A 2.31 ERA is good for a .749 winning percentage against a league average 4.32 ERA. Our replacement level pitcher, who is normally .380, is not .380 against the league with his +85 defense, however. He is .437. That means that our pitcher is worth about 6.9 WAR per 200 innings. Using his traditional FIP, we would give him a .679 winning percentage over a .380 replacement level, which comes out to 6.6 WAR per 200 innings. Our hypothetical** pitcher actually gained .3 wins once we considered the nuances of pitching to contact in front of a stellar defense. That's actually quite a bit. It's worth over a million dollars to the pitcher on the open market.

At the beginning of this article, I said that the traditional coefficients were only slightly off with an extreme defense. Here, we find that they can be off by as much as .3 wins if we take a Cy Young caliber contact pitcher and put him in front of the best defense on the planet. Can we really write off .3 wins as slight enough to use traditional FIP as a stand-in for defense-sensitive FIP if we want to capture the value of pitchers separate from, but in the context of, their defense?

If the value were ever really that high, I'd say no. It isn't, though, at least not if what we want to measure is how defense affects a pitcher's approach. Everything we plugged into the calculations above were purely after-the-fact measurements, but the only thing a pitcher can leverage in adjusting his approach are expected values. That means that if our +85 defense only projects to be worth 60 runs a year going forward (I'm making that number up for illustration purposes), then the pitcher can only leverage 70% of those 85 runs by adjusting his approach. Even though the defense ended up saving 85 runs, there is no way the pitcher could have leveraged the 25 they saved over their projection without knowing they would outperform the projection in advance (which, by the loose definition of a projection, you can't). He also can't leverage his full home run rate, which in this case is probably at least to some extent anomalous.
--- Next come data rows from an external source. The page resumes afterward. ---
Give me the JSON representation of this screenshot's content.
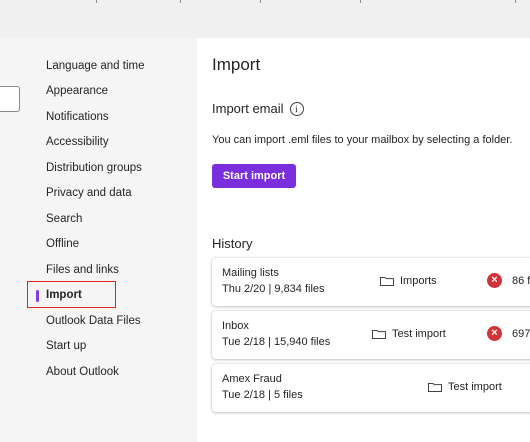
{
  "nav": {
    "items": [
      {
        "label": "Language and time"
      },
      {
        "label": "Appearance"
      },
      {
        "label": "Notifications"
      },
      {
        "label": "Accessibility"
      },
      {
        "label": "Distribution groups"
      },
      {
        "label": "Privacy and data"
      },
      {
        "label": "Search"
      },
      {
        "label": "Offline"
      },
      {
        "label": "Files and links"
      },
      {
        "label": "Import"
      },
      {
        "label": "Outlook Data Files"
      },
      {
        "label": "Start up"
      },
      {
        "label": "About Outlook"
      }
    ],
    "selected": "Import"
  },
  "main": {
    "title": "Import",
    "import_email": {
      "heading": "Import email",
      "description": "You can import .eml files to your mailbox by selecting a folder.",
      "button_label": "Start import"
    },
    "history": {
      "heading": "History",
      "rows": [
        {
          "name": "Mailing lists",
          "meta": "Thu 2/20 | 9,834 files",
          "folder": "Imports",
          "status": "error",
          "count": "86 f"
        },
        {
          "name": "Inbox",
          "meta": "Tue 2/18 | 15,940 files",
          "folder": "Test import",
          "status": "error",
          "count": "697"
        },
        {
          "name": "Amex Fraud",
          "meta": "Tue 2/18 | 5 files",
          "folder": "Test import",
          "status": "none",
          "count": ""
        }
      ]
    }
  },
  "colors": {
    "accent": "#7b2fdc",
    "error": "#d13438",
    "highlight": "#e02424"
  }
}
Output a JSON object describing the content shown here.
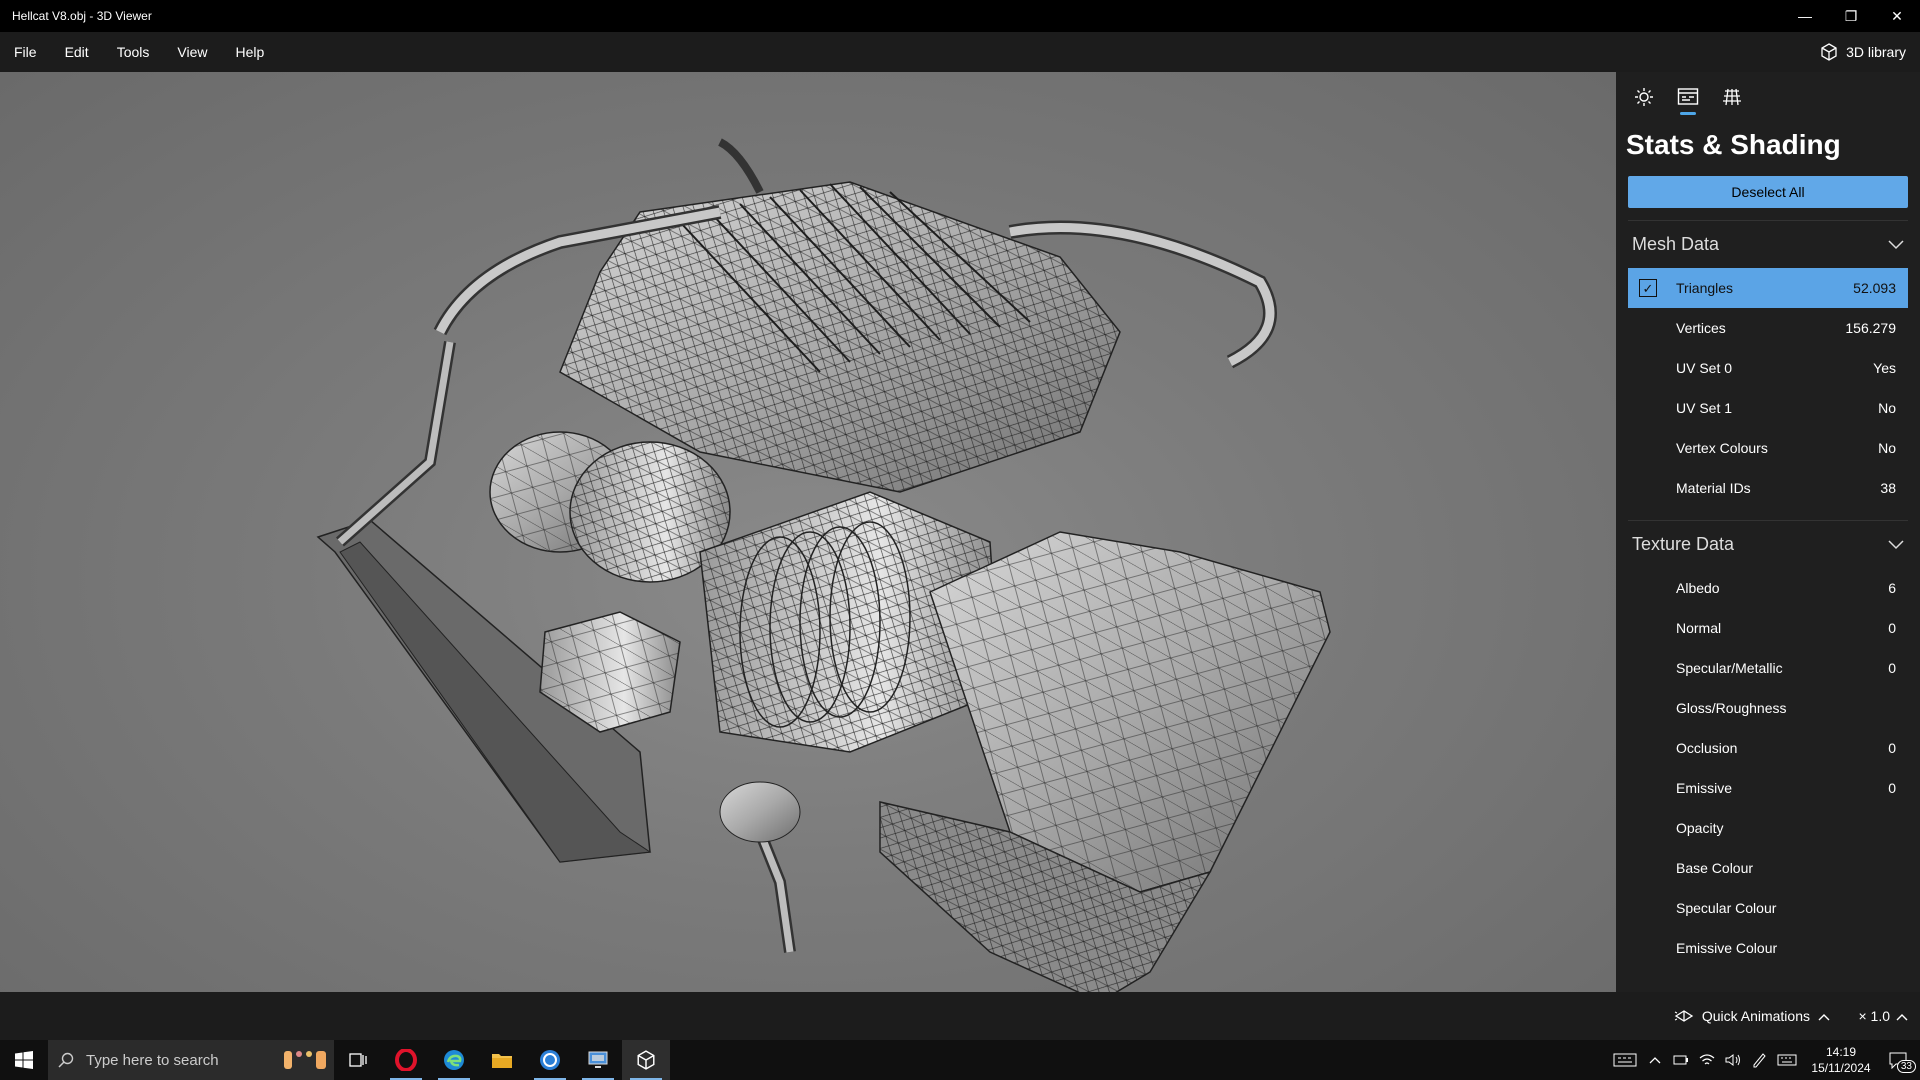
{
  "window": {
    "title": "Hellcat V8.obj - 3D Viewer"
  },
  "menu": {
    "items": [
      "File",
      "Edit",
      "Tools",
      "View",
      "Help"
    ],
    "library_label": "3D library"
  },
  "panel": {
    "title": "Stats & Shading",
    "deselect_label": "Deselect All",
    "mesh": {
      "header": "Mesh Data",
      "rows": [
        {
          "label": "Triangles",
          "value": "52.093",
          "checked": true
        },
        {
          "label": "Vertices",
          "value": "156.279"
        },
        {
          "label": "UV Set 0",
          "value": "Yes"
        },
        {
          "label": "UV Set 1",
          "value": "No"
        },
        {
          "label": "Vertex Colours",
          "value": "No"
        },
        {
          "label": "Material IDs",
          "value": "38"
        }
      ]
    },
    "texture": {
      "header": "Texture Data",
      "rows": [
        {
          "label": "Albedo",
          "value": "6"
        },
        {
          "label": "Normal",
          "value": "0"
        },
        {
          "label": "Specular/Metallic",
          "value": "0"
        },
        {
          "label": "Gloss/Roughness",
          "value": ""
        },
        {
          "label": "Occlusion",
          "value": "0"
        },
        {
          "label": "Emissive",
          "value": "0"
        },
        {
          "label": "Opacity",
          "value": ""
        },
        {
          "label": "Base Colour",
          "value": ""
        },
        {
          "label": "Specular Colour",
          "value": ""
        },
        {
          "label": "Emissive Colour",
          "value": ""
        }
      ]
    }
  },
  "bottom": {
    "quick_animations": "Quick Animations",
    "speed": "× 1.0"
  },
  "taskbar": {
    "search_placeholder": "Type here to search",
    "time": "14:19",
    "date": "15/11/2024",
    "notification_count": "33"
  },
  "colors": {
    "accent": "#5ba4e6",
    "panel_bg": "#1f1f1f",
    "viewport_bg": "#7a7a7a"
  }
}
If he knew ahead of time that he would only allow .33 HR per 9 giving up that much contact, he could leverage contact quite a bit (the .3 wins arrived at above being "quite a bit" in this case), but only knowing his projected home run rate, he can only leverage up to his projection, not beyond.

For these reasons, our hypothetical pitcher is never going to actually be undervalued by .3 wins per 200 innings using traditional FIP just because he pitches to contact, even if we give him by far the best defense in baseball.

This also means that just because a pitcher's ERA is better than his FIP, even if that difference is because of defensive support, it does not mean the pitcher was utilizing a better defense if his team defense was not far above average overall. Let's create a new hypothetical pitcher who has the same FIP as the one above and an ERA in the 2.2s, but whose team defense we measure to be a bit below average. In this case, we don't know that the difference between the pitcher's FIP and ERA is because the pitcher got better than average defensive support, but he might have. Let's assume that he did. Does he get credit for pitching to contact and using that good defensive support? In this case, no, because whatever his defensive support ends up being, we expect it to be below average, so deciding to pitch to contact is a bad choice. In terms of how this pitcher can leverage his defense, strikeouts are actually slightly underrated (slightly enough that we can basically ignore it, but they are underrated) even though the pitcher's ERA over-credits him for good defensive support, because he has no way to leverage that defensive support based on decisions about pitching approach made before the fact. Our pitcher is now far overrated by ERA because of defensive support and not at all underrated by FIP because of an ability to leverage good defense.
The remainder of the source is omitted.